Недаром славит каждый род
Смертельно оскорбленный гений.
И все, как он, оскорблены
В своих сердцах, в своих певучих…

Это Блок.

Я ж
с небес поэзии
бросаюсь в коммунизм,
потому что
нет мне
без него любви, —

сказал Маяковский, смертельно оскорбленный гений следующего поколения. Слово «коммунизм» означало для него справедливость, а без справедливости не могло быть ни любви, ни искусства, ни самого дыхания. Пути их похожи, как почти все русские пути, и концы похожи: земля, на которую оба они бросились с небес поэзии, разверзлась под ними пропастью и поглотила их.

Я глянула еще раз на березы. Серое стало гуще, розовое померкло.

Дома, у себя, я посидела возле трубы парового отопления, отогрела руки и ноги. И пошла к Билибину.

Выйдя из своей комнаты, я нос к носу столкнулась с Векслером. Мне не понравилась та растерянная, даже чуть жалкая улыбка, которой он встретил меня.

– Ну как? – спросил он. – Что это вас не видно? Вы на прогулку?

– Нет, – ответила я, – я уже вернулась. Теперь иду навещать Николая Александровича.

– А мне нельзя с вами?

«Я иду слушать то, чего он при тебе не расскажет! – хотела я ответить. – Я иду слушать вести оттуда. Вести об Алеше с другой планеты. При чем тут ты? Это мне поверил Билибин, а тебя он не знает».

– Доктор велел навещать его поодиночке, чтобы он не утомлялся, – придумала я. – У него был тяжелый сердечный приступ, вы знаете? Ему грозит инфаркт, при этом – второй. Сейчас с ним побуду я, а перед ужином вы зайдите.

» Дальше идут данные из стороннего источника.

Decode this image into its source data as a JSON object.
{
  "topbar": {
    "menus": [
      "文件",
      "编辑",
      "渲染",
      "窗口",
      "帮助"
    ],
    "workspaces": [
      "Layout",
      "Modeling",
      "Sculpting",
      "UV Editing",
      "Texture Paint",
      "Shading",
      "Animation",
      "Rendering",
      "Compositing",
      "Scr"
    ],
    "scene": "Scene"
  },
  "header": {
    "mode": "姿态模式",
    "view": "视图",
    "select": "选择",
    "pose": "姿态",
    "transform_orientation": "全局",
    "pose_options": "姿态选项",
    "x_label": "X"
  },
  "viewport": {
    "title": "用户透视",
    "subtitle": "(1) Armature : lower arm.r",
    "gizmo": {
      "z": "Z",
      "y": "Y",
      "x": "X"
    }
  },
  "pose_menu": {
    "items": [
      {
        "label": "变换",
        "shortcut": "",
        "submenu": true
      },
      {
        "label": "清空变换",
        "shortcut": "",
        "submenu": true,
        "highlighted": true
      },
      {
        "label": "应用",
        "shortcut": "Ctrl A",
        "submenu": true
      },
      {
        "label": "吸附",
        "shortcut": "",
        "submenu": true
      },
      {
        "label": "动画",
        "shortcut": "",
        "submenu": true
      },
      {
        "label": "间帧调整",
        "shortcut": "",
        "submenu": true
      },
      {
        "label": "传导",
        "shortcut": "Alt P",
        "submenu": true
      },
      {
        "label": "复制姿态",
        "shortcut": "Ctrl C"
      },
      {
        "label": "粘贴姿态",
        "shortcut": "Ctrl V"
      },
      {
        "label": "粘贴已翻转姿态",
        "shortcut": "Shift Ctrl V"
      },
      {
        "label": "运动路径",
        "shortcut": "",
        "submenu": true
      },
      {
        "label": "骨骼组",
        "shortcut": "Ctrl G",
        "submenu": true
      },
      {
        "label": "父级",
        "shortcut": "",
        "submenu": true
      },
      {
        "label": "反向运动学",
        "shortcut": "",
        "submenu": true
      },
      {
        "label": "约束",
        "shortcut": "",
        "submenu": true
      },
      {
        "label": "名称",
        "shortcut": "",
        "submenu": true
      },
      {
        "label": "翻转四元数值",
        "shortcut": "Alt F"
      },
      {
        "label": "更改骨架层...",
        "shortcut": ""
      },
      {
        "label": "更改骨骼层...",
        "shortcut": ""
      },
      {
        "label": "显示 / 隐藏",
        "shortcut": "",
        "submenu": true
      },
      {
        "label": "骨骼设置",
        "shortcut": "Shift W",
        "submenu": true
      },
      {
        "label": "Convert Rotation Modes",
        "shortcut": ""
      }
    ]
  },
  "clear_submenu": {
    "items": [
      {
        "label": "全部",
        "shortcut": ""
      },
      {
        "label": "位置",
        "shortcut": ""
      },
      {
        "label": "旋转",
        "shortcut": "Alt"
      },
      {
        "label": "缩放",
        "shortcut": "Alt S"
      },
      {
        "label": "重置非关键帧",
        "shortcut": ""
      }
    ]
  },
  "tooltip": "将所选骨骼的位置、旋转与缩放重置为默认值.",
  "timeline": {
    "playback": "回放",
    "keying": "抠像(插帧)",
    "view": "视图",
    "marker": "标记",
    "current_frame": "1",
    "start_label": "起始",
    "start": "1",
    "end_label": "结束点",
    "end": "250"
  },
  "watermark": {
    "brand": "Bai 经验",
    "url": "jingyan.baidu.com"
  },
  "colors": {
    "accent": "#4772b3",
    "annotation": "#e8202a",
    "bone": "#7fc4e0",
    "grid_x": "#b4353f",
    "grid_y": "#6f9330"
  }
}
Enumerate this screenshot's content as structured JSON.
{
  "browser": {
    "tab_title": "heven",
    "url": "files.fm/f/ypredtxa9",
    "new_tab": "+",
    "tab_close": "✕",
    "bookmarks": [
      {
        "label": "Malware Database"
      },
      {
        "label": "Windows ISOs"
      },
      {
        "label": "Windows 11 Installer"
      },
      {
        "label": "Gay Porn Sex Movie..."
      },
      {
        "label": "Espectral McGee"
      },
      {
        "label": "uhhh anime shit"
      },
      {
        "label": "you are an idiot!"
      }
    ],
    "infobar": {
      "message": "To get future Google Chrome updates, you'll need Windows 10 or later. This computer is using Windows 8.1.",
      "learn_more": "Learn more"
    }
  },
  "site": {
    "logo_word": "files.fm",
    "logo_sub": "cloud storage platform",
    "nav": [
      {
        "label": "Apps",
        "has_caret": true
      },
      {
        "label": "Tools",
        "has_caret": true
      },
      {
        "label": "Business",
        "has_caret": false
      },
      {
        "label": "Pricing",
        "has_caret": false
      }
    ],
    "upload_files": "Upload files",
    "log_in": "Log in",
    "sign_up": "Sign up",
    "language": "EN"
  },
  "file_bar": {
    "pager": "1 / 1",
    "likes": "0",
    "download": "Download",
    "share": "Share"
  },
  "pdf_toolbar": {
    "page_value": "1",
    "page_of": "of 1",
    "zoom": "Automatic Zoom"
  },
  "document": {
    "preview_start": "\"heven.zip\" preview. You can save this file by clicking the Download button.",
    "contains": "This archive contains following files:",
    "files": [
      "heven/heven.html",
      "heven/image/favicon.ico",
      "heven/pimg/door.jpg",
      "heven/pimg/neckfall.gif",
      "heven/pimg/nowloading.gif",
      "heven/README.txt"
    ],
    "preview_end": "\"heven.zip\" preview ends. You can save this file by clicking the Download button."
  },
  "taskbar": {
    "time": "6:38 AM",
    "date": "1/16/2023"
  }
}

Векслер отошел, маленький, старый, не то поклонившись, не то пожав плечами.

Я постучала.

– Приветствую! – загудел он. – Вспомнили-таки близнеца-соседа, зашли наконец навестить? Ну как сегодня, был мусс или нет? А мне не дают: желатин, говорят, вам вреден. Верь врачам – с голоду помрешь.

Я молчала, ожидая, когда светские интонации иссякнут.

– Это что же, вы там нажили болезнь сердца? – спросила я.

– Там. Инфаркт случился позднее, на войне, но началось все там. А какой я был здоровяк раньше! Вы бы видели!

– И все пять лет вы проработали в шахте?

– Нет, первые два – лесоповал, – проговорил он, опасливо покосившись на дверь и потом почему-то на потолок. – Сначала в лесу, а через два года шахта. Спасла меня война. В армии был, Берлин брал.

И шепотом начал рассказывать.

Не про Берлин. Не про Му-Му-2.

Наверное, о лагере ему не часто доводилось разговаривать, потому что говорил он с такою же ненасытною жадностью, с какою я слушала.

Это не был связный рассказ, а словно какие-то пятна бродили у него в памяти, проступали наружу и сейчас же делались зарубками в моей.

Теплушка. Сутками люди едут стоя. Мертвые падают на плечи живым.

В пересыльной – это еще в Москве – был знаменитый один надзиратель. Он баловался тем, что мешал заключенным спать. Толкнет кого-нибудь ночью в плечо, разбудит и заставит поднять с полу окурок. Или просто гаркнет над ухом. Так, для потехи. Ни для чего. Чтоб поглядеть, как человек подскочит.

Был один случай. Билибин тогда в лесу работал. Их уже построили утром, чтобы вести. Охраняли их солдаты и еще собаки. Овчарки. Собаки обучены бросаться на человека, если он сделает шаг прочь из колонны. Заключенный – был он, помнится, из Ленинграда – получил накануне письмо от жены. И наверное, в бараке не успел его прочесть или перечесть хотел, я не поняла. Он потихоньку вынул из кармана письмо и начал читать. Когда уже стояли в строю. Вдруг ветер выхватил у него из рук листок и понес. Он за ним, вон из колонны… тогда на него кинулась собака и загрызла его.

Билибин помолчал. Я тоже. Он устал сидеть, лег и вытянулся на постели во всю длину.